The child was now beginning to tire. Her pulse was 194 beat/min, respiratory rate was 73, and blood pressure was 69/47. Dobutamine was started via a peripheral line and a rapid sequence induction was performed by the on-call consultant anaesthetist.

Two hours after starting ventilation the child had an episode of sinus bradycardia that was treated with intravenous atropine. She responded initially but 30 minutes later she had an asystolic arrest and never recovered. This 5 month old girl died within nine hours of admission.

Postmortem examination was declined. Blood cultures grew group B meningococcus confirming the diagnosis of meningococcal infection.


Despite treatment that was not far removed from current guidelines, a febrile but apparently well child, with a normal CRP and lumbar puncture, who was frequently reviewed by a paediatric senior house officer, consultant, and experienced paediatric nurse died from meningococcal septicaemia within nine hours of presentation.

In a tragic way this case demonstrates a number of learning points. The initial clinical features can be vague. Our catchment area contains about 300 febrile children every day. The task of identifying high risk patients is obviously difficult. We suggest that all children who have a feverish illness without a clear infective focus should be suspected of having meningococcal septicaemia. These initial diagnostic difficulties should teach us to become sympathetic for clinicians who get caught out.

At presentation the rash consisted of two blanching macules. This is not the characteristic rash that is associated with meningococcal septicaemia. However, in the early stages of disease a blanching maculopapular rash can occur in about 17% of patients.1 The confidence of the clinician should not be placed in this clinical sign alone.

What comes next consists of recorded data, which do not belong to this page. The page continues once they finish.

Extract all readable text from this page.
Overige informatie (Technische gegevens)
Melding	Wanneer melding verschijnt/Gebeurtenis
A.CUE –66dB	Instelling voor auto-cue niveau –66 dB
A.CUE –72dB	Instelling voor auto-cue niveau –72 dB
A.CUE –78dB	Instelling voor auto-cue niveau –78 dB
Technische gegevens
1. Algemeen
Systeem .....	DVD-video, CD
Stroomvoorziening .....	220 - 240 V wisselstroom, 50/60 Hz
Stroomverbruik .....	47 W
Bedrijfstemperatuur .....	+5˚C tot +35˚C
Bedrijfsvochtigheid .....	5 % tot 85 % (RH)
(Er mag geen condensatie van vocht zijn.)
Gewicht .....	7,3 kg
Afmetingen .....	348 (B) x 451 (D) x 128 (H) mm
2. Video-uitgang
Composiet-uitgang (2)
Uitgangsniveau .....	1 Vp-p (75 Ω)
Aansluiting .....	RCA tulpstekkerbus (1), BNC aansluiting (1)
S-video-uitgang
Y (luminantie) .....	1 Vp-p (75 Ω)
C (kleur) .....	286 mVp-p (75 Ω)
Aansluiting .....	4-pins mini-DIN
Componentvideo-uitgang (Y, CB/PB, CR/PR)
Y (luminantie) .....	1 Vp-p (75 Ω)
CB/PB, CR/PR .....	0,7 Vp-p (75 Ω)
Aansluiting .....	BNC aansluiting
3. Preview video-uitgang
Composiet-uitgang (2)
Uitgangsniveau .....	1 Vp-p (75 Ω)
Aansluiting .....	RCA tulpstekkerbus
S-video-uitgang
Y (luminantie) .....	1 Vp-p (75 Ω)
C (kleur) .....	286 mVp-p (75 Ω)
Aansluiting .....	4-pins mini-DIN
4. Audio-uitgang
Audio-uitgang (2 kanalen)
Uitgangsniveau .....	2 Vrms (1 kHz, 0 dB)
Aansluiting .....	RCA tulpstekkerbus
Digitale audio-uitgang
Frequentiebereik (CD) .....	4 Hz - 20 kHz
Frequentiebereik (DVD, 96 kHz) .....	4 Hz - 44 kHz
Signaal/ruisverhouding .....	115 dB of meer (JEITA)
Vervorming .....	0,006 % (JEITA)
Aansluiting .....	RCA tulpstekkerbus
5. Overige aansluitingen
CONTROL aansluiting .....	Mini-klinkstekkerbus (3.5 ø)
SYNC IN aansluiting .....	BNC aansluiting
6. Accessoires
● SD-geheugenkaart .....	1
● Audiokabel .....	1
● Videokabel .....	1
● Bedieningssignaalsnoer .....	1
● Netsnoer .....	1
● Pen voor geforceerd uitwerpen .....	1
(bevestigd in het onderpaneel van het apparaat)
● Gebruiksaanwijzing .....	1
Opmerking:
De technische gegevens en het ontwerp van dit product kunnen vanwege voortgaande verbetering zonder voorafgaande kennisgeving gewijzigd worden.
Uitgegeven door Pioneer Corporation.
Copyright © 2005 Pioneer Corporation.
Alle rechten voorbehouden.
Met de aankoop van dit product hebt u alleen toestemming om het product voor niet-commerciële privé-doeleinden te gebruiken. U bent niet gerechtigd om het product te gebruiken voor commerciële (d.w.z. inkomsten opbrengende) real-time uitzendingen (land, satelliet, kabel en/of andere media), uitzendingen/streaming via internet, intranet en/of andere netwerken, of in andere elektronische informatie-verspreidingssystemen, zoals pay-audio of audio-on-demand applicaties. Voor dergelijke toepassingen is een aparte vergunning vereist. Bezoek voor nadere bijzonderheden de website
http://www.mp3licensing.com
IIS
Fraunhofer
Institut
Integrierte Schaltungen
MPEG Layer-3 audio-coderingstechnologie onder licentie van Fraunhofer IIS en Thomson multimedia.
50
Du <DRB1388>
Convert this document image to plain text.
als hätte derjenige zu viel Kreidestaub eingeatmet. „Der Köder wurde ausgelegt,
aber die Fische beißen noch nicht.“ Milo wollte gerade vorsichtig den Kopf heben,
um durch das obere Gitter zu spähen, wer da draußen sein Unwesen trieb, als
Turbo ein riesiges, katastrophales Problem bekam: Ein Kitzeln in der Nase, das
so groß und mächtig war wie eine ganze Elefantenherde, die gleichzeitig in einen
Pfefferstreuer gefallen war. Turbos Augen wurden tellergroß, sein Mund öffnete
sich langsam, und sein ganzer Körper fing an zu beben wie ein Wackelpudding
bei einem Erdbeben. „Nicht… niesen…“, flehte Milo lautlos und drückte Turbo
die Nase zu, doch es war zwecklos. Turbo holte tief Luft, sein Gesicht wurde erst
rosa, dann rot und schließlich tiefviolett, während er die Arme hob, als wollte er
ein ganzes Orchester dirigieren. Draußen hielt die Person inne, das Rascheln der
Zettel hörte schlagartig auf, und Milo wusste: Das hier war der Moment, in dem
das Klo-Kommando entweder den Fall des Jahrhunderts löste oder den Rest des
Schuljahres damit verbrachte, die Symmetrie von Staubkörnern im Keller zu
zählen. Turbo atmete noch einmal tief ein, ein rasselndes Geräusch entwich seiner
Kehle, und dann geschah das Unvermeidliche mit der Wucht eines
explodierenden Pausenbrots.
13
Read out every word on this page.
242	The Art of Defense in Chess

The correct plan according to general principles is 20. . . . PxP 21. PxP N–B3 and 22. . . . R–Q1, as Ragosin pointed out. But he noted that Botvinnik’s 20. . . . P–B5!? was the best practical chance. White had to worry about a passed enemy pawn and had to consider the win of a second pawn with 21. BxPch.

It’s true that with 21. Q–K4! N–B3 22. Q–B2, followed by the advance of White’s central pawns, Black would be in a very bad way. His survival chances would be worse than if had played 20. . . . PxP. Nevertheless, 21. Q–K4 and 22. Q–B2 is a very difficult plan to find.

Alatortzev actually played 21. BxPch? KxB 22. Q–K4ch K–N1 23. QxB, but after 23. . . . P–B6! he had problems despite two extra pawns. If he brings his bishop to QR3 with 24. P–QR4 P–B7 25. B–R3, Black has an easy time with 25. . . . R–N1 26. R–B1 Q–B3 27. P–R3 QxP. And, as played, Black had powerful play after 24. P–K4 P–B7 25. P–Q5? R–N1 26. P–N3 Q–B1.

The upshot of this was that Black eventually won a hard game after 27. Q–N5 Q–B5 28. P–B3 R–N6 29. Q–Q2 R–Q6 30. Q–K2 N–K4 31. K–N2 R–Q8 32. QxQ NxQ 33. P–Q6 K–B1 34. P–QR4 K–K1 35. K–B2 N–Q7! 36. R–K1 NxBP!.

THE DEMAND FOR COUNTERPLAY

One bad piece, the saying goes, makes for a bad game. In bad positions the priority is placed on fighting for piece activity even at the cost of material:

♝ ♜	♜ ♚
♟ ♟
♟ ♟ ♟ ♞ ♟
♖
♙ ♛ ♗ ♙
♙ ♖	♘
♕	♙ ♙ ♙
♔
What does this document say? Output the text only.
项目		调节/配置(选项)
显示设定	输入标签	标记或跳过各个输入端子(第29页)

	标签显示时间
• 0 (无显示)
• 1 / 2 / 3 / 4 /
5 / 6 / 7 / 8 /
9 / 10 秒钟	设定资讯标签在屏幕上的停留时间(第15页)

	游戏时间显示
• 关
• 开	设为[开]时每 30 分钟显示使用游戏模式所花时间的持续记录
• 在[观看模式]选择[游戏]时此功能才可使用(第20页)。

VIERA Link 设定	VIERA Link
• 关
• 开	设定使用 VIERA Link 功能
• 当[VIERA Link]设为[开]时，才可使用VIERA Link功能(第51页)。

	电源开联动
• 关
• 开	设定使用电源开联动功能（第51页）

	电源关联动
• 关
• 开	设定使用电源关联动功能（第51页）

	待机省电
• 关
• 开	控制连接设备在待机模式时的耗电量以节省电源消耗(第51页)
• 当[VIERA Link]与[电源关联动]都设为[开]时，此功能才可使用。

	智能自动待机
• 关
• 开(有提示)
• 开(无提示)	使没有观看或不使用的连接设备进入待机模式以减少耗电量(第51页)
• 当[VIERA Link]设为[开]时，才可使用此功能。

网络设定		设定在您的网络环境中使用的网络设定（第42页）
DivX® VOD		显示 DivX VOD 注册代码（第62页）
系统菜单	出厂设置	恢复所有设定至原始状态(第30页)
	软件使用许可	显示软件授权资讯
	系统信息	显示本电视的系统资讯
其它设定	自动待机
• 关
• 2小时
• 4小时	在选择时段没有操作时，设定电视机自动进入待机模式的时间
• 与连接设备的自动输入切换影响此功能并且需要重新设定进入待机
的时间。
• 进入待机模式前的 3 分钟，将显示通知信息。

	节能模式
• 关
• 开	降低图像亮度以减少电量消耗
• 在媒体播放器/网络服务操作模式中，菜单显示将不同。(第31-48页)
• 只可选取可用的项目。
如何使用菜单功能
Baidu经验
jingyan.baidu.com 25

In this case all initial investigations were normal. This can easily provide the unsuspecting clinician with ungrounded reassurance. Bonsu and Harper found that 64% of 170 patients with bacterial meningitis had a normal white cell count.2 Although a result in this case was not available, the findings of Bonsu and Harper emphasise that the full blood count can be normal in children with serious infections. Borschsenius et al suggest that CRP can be valuable in differentiating between meningococcal disease and other diseases.3 However, the fact that in this case the CRP at presentation was less than 10 mg/l suggests this should be exercised with caution.

In conclusion, meningococcal septicaemia can initially be difficult to diagnose. Investigations, in particular CRP, may be normal in the early stages of the disease.

All diagnosis depends on a combination of three processes; history with examination, investigation, and observation. At each stage anxieties may be raised or reduced. Results from investigations should be used to complement the clinical findings rather than replace assessment and re-evaluation of the patient.